La frase no me impactó de golpe. Se filtró por la cocina como un mal olor que tardé un segundo en reconocer, y de repente llenó cada rincón.
"Esta vez no te necesitaremos, Eleanor. Pero asegúrate de dejar la casa limpia".
Chloe lo dijo como quien anuncia un recordatorio en un calendario. Casual. Eficiente. Segura de que asentiría y lo asimilaría como asimilaba todo lo demás. Su voz tenía ese tono refinado que usaba con los empleados de servicio, el tono que implicaba que te hacía un favor con solo hablarte.
Me quedé de pie junto al fregadero con un paño de cocina en las manos, secando un plato que no era mío. La ventana sobre el grifo enmarcaba el patio trasero, donde la luz del atardecer palidecía el césped y oscurecía las hortensias. Había plantado esas hortensias hacía años, cuando Kevin aún era lo suficientemente pequeño como para perseguir mariposas sin preocuparse por lo que pensaran los demás.
Ahora mis manos se movían automáticamente, como si el resto de mi ser hubiera sido entrenado.
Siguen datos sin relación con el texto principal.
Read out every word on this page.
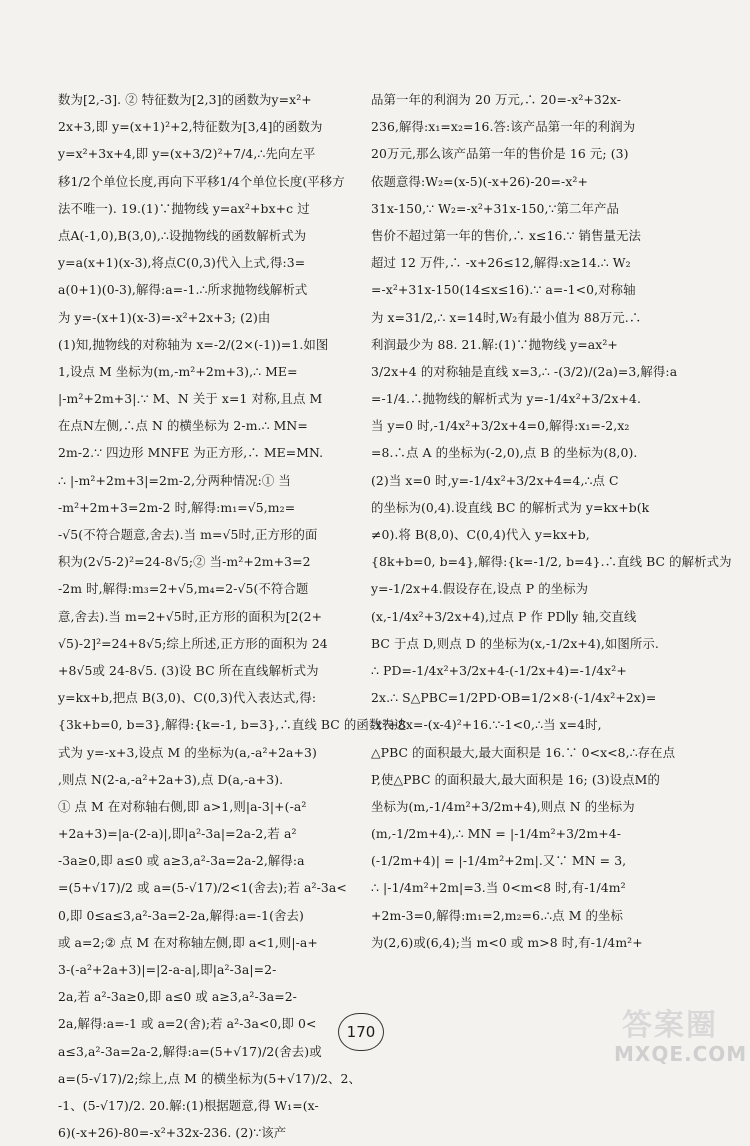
数为[2,-3]. ② 特征数为[2,3]的函数为y=x²+
2x+3,即 y=(x+1)²+2,特征数为[3,4]的函数为
y=x²+3x+4,即 y=(x+3/2)²+7/4,∴先向左平
移1/2个单位长度,再向下平移1/4个单位长度(平移方
法不唯一). 19.(1)∵抛物线 y=ax²+bx+c 过
点A(-1,0),B(3,0),∴设抛物线的函数解析式为
y=a(x+1)(x-3),将点C(0,3)代入上式,得:3=
a(0+1)(0-3),解得:a=-1.∴所求抛物线解析式
为 y=-(x+1)(x-3)=-x²+2x+3; (2)由
(1)知,抛物线的对称轴为 x=-2/(2×(-1))=1.如图
1,设点 M 坐标为(m,-m²+2m+3),∴ ME=
|-m²+2m+3|.∵ M、N 关于 x=1 对称,且点 M
在点N左侧,∴点 N 的横坐标为 2-m.∴ MN=
2m-2.∵ 四边形 MNFE 为正方形,∴ ME=MN.
∴ |-m²+2m+3|=2m-2,分两种情况:① 当
-m²+2m+3=2m-2 时,解得:m₁=√5,m₂=
-√5(不符合题意,舍去).当 m=√5时,正方形的面
积为(2√5-2)²=24-8√5;② 当-m²+2m+3=2
-2m 时,解得:m₃=2+√5,m₄=2-√5(不符合题
意,舍去).当 m=2+√5时,正方形的面积为[2(2+
√5)-2]²=24+8√5;综上所述,正方形的面积为 24
+8√5或 24-8√5. (3)设 BC 所在直线解析式为
y=kx+b,把点 B(3,0)、C(0,3)代入表达式,得:
{3k+b=0, b=3},解得:{k=-1, b=3},∴直线 BC 的函数表达
式为 y=-x+3,设点 M 的坐标为(a,-a²+2a+3)
,则点 N(2-a,-a²+2a+3),点 D(a,-a+3).
① 点 M 在对称轴右侧,即 a>1,则|a-3|+(-a²
+2a+3)=|a-(2-a)|,即|a²-3a|=2a-2,若 a²
-3a≥0,即 a≤0 或 a≥3,a²-3a=2a-2,解得:a
=(5+√17)/2 或 a=(5-√17)/2<1(舍去);若 a²-3a<
0,即 0≤a≤3,a²-3a=2-2a,解得:a=-1(舍去)
或 a=2;② 点 M 在对称轴左侧,即 a<1,则|-a+
3-(-a²+2a+3)|=|2-a-a|,即|a²-3a|=2-
2a,若 a²-3a≥0,即 a≤0 或 a≥3,a²-3a=2-
2a,解得:a=-1 或 a=2(舍);若 a²-3a<0,即 0<
a≤3,a²-3a=2a-2,解得:a=(5+√17)/2(舍去)或
a=(5-√17)/2;综上,点 M 的横坐标为(5+√17)/2、2、
-1、(5-√17)/2. 20.解:(1)根据题意,得 W₁=(x-
6)(-x+26)-80=-x²+32x-236. (2)∵该产
品第一年的利润为 20 万元,∴ 20=-x²+32x-
236,解得:x₁=x₂=16.答:该产品第一年的利润为
20万元,那么该产品第一年的售价是 16 元; (3)
依题意得:W₂=(x-5)(-x+26)-20=-x²+
31x-150,∵ W₂=-x²+31x-150,∵第二年产品
售价不超过第一年的售价,∴ x≤16.∵ 销售量无法
超过 12 万件,∴ -x+26≤12,解得:x≥14.∴ W₂
=-x²+31x-150(14≤x≤16).∵ a=-1<0,对称轴
为 x=31/2,∴ x=14时,W₂有最小值为 88万元.∴
利润最少为 88. 21.解:(1)∵抛物线 y=ax²+
3/2x+4 的对称轴是直线 x=3,∴ -(3/2)/(2a)=3,解得:a
=-1/4.∴抛物线的解析式为 y=-1/4x²+3/2x+4.
当 y=0 时,-1/4x²+3/2x+4=0,解得:x₁=-2,x₂
=8.∴点 A 的坐标为(-2,0),点 B 的坐标为(8,0).
(2)当 x=0 时,y=-1/4x²+3/2x+4=4,∴点 C
的坐标为(0,4).设直线 BC 的解析式为 y=kx+b(k
≠0).将 B(8,0)、C(0,4)代入 y=kx+b,
{8k+b=0, b=4},解得:{k=-1/2, b=4}.∴直线 BC 的解析式为
y=-1/2x+4.假设存在,设点 P 的坐标为
(x,-1/4x²+3/2x+4),过点 P 作 PD∥y 轴,交直线
BC 于点 D,则点 D 的坐标为(x,-1/2x+4),如图所示.
∴ PD=-1/4x²+3/2x+4-(-1/2x+4)=-1/4x²+
2x.∴ S△PBC=1/2PD·OB=1/2×8·(-1/4x²+2x)=
-x²+8x=-(x-4)²+16.∵-1<0,∴当 x=4时,
△PBC 的面积最大,最大面积是 16.∵ 0<x<8,∴存在点
P,使△PBC 的面积最大,最大面积是 16; (3)设点M的
坐标为(m,-1/4m²+3/2m+4),则点 N 的坐标为
(m,-1/2m+4),∴ MN = |-1/4m²+3/2m+4-
(-1/2m+4)| = |-1/4m²+2m|.又∵ MN = 3,
∴ |-1/4m²+2m|=3.当 0<m<8 时,有-1/4m²
+2m-3=0,解得:m₁=2,m₂=6.∴点 M 的坐标
为(2,6)或(6,4);当 m<0 或 m>8 时,有-1/4m²+
170	答案圈
MXQE.COM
Chloe se ajustó las gafas de sol de diseñador, observando su reflejo en el cristal oscuro de la puerta del microondas. La maleta a sus pies parecía cara, algo que se anunciaba por sí sola. Carcasa rígida y lisa, cremalleras doradas, una pequeña etiqueta de marca que parecía guiñarme el ojo. Casi podía oírla rodar por el suelo de mármol de alguna reluciente terminal de aeropuerto.